/cell_decoder

A neural network API for biological image analysis and phenotypic profiling.

Primary LanguagePythonMIT LicenseMIT

Cell DECODER: Cell DEep learning and COmputational DEscriptor toolbox.

license


Contents


Introduction

The Cell DEep learning and COmputational DEscriptoR (DECODER) toolbox is an API, implemented in Python, for training and applying neural networks as feature extractors in biological image datasets. Our goal is to provide an easy interface and models trained on biological datasets to allow phenotypic profiling using deep features. Cell DECODER is currently built on the Microsoft Cognitive Toolkit (CNTK), but can be extended to support other deep learning packages. Cell DECODER is free and open-source software distributable under the MIT license.


Installation guide

Cell DECODER uses the Python programming language. Previous experience with Python is helpful, but not strictly necessary. The installation time for a user with previous experience in Python user is less than 30 minutes.

System requirements

System requirements
Operating system Windows 8.1 or 10
Ubuntu 16.04
Processor 2 GHz
Memory (RAM) 2 GB
Hard-drive space 50 MB

Minimal system requirements for installing Cell DECODER. This does not include hard-drive space required for additional software packages or dependencies such as Anaconda Python or CNTK. A Graphics Processing Unit (GPU) is optional, but will accelerate performance. CUDA 8.0 and cuDNN 6 are required for GPU-acceleration. Refer to the online user manual for your GPU for more instructions.

1. Install Python 3.5

We recommend the Anaconda Python distribution, which allows multiple Python environments with different configurations. Install Python 3.5 and refer to the Anaconda Python user guide for installation instructions

2. Install CNTK

Cell DECODER uses CNTK as a backend for training and evaluating neural networks. Please follow the CNTK installation instructions.

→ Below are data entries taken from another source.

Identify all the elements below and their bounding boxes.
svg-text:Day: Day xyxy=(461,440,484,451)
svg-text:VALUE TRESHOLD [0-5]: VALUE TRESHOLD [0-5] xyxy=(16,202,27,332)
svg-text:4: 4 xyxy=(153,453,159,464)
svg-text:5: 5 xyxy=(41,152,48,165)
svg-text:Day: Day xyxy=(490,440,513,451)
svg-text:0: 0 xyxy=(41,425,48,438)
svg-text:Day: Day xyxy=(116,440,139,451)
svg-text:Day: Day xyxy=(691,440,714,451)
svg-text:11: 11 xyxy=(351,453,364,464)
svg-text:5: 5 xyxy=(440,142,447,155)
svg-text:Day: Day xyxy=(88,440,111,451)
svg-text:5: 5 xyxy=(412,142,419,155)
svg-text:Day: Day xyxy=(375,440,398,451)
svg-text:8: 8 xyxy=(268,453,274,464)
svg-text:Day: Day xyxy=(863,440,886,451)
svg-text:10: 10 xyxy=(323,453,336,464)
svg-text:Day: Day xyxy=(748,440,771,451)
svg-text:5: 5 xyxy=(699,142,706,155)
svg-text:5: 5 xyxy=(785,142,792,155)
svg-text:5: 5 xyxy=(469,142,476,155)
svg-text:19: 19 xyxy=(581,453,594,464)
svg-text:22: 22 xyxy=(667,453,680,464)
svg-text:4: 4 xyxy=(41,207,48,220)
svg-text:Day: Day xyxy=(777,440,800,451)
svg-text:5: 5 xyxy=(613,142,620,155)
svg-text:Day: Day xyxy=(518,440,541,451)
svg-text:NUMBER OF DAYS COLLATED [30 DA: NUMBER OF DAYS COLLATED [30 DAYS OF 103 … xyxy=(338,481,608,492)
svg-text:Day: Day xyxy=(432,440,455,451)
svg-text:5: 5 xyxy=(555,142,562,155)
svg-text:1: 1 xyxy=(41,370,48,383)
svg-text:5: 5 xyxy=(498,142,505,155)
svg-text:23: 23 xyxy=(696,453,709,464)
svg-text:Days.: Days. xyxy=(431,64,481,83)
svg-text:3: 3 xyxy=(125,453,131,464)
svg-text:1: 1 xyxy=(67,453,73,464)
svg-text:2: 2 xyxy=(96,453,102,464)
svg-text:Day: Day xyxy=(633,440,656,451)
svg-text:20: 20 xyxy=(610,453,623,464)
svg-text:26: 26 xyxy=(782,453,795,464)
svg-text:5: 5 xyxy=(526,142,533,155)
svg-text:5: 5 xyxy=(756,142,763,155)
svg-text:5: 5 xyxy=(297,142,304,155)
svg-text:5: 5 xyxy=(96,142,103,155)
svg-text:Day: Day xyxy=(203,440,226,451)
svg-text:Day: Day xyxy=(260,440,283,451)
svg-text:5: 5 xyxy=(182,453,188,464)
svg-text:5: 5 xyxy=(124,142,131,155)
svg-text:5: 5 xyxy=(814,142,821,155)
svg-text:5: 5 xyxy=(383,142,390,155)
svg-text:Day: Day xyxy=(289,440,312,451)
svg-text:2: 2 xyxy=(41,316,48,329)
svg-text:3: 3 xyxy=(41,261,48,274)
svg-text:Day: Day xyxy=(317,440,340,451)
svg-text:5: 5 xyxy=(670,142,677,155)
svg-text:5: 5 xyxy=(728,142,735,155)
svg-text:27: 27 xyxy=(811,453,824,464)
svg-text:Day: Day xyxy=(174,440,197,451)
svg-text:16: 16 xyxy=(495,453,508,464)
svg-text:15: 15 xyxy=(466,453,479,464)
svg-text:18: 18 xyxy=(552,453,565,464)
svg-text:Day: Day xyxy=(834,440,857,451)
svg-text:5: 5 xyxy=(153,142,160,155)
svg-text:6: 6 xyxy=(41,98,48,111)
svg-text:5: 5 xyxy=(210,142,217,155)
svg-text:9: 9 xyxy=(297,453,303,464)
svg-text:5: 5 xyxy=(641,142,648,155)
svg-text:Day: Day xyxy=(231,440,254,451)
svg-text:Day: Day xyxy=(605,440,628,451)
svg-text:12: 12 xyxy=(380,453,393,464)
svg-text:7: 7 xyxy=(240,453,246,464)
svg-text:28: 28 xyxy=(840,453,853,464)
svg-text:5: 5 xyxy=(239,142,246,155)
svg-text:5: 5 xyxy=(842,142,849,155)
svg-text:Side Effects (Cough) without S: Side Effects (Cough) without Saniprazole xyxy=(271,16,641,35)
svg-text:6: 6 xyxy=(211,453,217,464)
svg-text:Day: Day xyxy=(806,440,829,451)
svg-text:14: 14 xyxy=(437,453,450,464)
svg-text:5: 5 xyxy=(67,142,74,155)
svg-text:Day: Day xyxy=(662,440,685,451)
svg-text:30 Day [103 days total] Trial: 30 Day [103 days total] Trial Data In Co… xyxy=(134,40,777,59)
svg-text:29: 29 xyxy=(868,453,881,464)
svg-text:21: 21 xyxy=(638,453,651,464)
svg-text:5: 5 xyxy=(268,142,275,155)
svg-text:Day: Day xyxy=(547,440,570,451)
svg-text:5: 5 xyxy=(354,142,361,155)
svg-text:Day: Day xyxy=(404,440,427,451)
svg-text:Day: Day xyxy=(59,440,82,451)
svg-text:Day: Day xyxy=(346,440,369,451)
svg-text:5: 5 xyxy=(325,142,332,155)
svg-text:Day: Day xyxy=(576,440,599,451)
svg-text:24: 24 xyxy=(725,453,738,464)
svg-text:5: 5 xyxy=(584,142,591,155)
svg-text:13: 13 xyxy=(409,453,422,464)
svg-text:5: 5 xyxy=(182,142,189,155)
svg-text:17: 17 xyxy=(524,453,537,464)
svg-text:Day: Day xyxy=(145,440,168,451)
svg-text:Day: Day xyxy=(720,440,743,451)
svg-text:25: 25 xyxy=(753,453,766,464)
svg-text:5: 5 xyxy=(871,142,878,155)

3. Install Cell DECODER from PyPI

Install from PyPi

pip install cell_decoder

Open a Python and test the installation. The version should print during import if Cell DECODER is installed.

>>> import cell_decoder
Running Cell DECODER version 0.1.0

Example usage

Below, we provide example input and output for the deep feature extraction functionality of Cell DECODER. We also provide executable Jupyter Notebooks in the Examples folder. These notebooks contain tutorial text, source code, and example outputs.

Deep feature extraction

# import relevant modules
from cell_decoder import extract 
from cell_decoder.model_zoo import deep_cell_Res50

# Set user mapfile 
# Tab separated file with list of  image filepaths and labels
map_file = [PATH_TO_MAPFILE]
output_file = [PATH_TO_SAVE_OUTPUT]

cell_decoder.extract_features(deep_cell_Res50, map_file,
                              output_file)

Expected output

# 
cell_decoder.plot(TODO)

License and Citation

Images and data from the Human Protein Atlas were used with permission under the CC BY-NC-ND 4.0 License.

The Cell DECODER toolbox is released under the MIT License.

If you use Cell DECODER for your research, please cite: Nirschl JJ, Moore AM, Holzbaur ELF. Cell DECODER: A Neral Network Toolbox for Phenotypic Profiling in Cell Biology.

Bibtex formatted reference:

@article{nirschlCellDECODER,
    Author={Jeffrey J Nirschl and Andrew S Moore AM and  Erika LF Holzbaur},
    Journal={},
    Title={Cell DECODER: A Neral Network Toolbox for Phenotypic Profiling in Cell Biology},
    Year{submitted},
}

Acknowledgements

The authors gratefully acknowledge the NVIDIA Corporation's Academic Hardware Grant of a Titan-X GPU. This research was supported by National Institutes of Health grants NINDS F30-NS092227 to Jeff Nirschl and NIH GM48661 to Erika L. F. Holzbaur.

The content is solely the responsibility of the authors and does not represent the official views of the National Institutes of Health or the NVIDIA corporation. The funders had no role in software development for Cell DECODER, study design, data collection and analysis, decision to publish, or preparation of this manuscript.